Are you still reading this? Here’s a few more things. I’m hoping we can preserve some history of the profession in the city of Los Angeles. It’s not the first school to close its doors, I think there’s been three or four SoCal closures during the past hundred years (we can’t even keep a pro football team, which forces me to travel). I even discovered there was once a chiropractor school for surgery in downtown LA. I’m still researching the origins of that.

I’m not going to bitch about Southern California University of Health Sciences (my chiropractor went there and he’s about as straight as you get), I’ll openly refer students there, and I hope they get an excellent education and choose to practice in the State of California (maybe not all of them, but at least enough to replace the retiring ones). I’m also secretly excited about the new leadership at Life West, I thought that place was serving a bit too much Kool-Aid, but I think they’re going to get back on the TIC.

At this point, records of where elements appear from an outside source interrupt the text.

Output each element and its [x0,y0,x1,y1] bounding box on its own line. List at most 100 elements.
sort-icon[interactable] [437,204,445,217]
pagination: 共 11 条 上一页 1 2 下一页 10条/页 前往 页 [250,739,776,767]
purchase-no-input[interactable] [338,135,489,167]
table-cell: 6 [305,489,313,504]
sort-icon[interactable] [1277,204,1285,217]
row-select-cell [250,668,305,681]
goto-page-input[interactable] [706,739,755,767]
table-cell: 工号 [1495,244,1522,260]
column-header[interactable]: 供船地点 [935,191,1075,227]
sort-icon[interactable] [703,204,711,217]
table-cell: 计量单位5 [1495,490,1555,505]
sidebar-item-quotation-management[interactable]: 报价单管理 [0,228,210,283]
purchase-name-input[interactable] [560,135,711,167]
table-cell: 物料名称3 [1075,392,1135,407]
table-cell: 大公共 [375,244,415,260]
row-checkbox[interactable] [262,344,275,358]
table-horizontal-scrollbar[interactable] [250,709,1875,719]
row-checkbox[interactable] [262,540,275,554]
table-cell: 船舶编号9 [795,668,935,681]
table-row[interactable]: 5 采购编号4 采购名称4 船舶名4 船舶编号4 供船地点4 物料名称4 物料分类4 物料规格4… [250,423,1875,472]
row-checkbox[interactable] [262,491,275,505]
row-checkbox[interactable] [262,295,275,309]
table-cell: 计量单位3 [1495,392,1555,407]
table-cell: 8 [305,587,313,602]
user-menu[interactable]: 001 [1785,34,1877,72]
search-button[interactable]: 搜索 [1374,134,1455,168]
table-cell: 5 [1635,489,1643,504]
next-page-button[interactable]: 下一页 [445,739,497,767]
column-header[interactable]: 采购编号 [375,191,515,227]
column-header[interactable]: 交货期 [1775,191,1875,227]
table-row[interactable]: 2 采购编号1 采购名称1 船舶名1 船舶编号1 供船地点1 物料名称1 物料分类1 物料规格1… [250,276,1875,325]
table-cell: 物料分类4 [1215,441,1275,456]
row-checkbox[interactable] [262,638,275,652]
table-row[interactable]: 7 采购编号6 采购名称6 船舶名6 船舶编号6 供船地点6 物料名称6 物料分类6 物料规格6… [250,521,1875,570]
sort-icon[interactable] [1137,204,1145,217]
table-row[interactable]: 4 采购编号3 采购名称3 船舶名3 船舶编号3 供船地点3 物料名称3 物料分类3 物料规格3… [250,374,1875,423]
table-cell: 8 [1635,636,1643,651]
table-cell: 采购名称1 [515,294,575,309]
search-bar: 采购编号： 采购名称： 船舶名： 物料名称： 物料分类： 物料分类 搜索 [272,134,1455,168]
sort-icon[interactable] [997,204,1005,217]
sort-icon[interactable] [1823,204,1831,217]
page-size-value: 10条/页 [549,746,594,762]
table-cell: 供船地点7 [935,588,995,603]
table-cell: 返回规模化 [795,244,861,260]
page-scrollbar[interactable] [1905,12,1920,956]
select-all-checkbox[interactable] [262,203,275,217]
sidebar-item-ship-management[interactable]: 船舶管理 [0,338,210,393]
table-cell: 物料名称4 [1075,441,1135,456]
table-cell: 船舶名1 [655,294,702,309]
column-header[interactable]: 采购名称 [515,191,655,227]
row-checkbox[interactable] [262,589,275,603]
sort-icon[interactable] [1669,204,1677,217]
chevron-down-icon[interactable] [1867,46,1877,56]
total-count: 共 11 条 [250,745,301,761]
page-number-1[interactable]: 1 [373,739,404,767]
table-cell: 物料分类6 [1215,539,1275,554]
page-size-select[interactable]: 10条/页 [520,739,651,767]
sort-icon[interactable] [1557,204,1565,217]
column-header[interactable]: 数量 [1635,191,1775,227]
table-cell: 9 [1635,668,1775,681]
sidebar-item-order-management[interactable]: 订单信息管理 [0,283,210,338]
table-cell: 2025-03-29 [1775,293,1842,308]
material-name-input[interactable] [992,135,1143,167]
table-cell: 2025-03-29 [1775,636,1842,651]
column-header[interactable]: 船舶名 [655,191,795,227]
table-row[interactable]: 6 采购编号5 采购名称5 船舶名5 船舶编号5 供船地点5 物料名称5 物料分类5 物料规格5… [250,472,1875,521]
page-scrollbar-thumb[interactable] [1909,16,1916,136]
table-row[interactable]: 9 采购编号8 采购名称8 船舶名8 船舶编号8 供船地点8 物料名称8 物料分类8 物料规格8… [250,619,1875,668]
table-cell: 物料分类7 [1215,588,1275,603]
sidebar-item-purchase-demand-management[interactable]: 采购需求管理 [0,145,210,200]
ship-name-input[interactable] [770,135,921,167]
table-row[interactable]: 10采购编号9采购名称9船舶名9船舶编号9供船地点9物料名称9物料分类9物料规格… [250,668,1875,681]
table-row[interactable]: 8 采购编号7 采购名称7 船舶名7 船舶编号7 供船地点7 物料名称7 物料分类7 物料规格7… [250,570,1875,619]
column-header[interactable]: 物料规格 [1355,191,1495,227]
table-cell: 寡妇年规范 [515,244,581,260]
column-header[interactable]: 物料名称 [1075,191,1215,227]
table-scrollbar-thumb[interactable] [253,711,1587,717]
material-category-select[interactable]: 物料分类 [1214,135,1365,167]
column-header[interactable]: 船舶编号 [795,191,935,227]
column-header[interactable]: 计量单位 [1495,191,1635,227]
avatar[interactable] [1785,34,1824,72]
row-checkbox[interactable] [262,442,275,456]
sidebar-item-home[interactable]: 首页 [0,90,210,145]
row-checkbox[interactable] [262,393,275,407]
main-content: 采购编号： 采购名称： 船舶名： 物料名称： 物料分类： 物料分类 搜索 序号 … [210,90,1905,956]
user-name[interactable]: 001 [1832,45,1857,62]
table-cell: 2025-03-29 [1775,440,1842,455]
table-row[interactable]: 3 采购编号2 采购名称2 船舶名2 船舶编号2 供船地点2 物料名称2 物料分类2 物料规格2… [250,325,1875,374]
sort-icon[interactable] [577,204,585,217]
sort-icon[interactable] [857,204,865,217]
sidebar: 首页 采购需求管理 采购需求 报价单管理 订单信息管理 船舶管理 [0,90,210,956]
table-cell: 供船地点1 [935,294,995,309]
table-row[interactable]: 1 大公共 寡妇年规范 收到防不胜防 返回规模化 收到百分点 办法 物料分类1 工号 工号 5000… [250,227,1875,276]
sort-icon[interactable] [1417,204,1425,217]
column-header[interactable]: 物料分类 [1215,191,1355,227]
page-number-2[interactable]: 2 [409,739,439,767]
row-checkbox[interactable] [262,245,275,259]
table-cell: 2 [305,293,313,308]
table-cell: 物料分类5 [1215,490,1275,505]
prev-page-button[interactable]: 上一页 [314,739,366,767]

I still believe all prospective students should visit at least four different schools before making that choice, but I’m confident an excellent education can be had, at a greater number of institutions (even if they’re not strong on philosophy and don’t use the S word), but I’m a friggin positivity-minded fanatic. Better have some philosophical fuel in your tank if you’re going to endure 4+ years in a school of mechanized therapeutics.

Enough of my rambling, go listen to Ian Grassam and put some purpose in your life.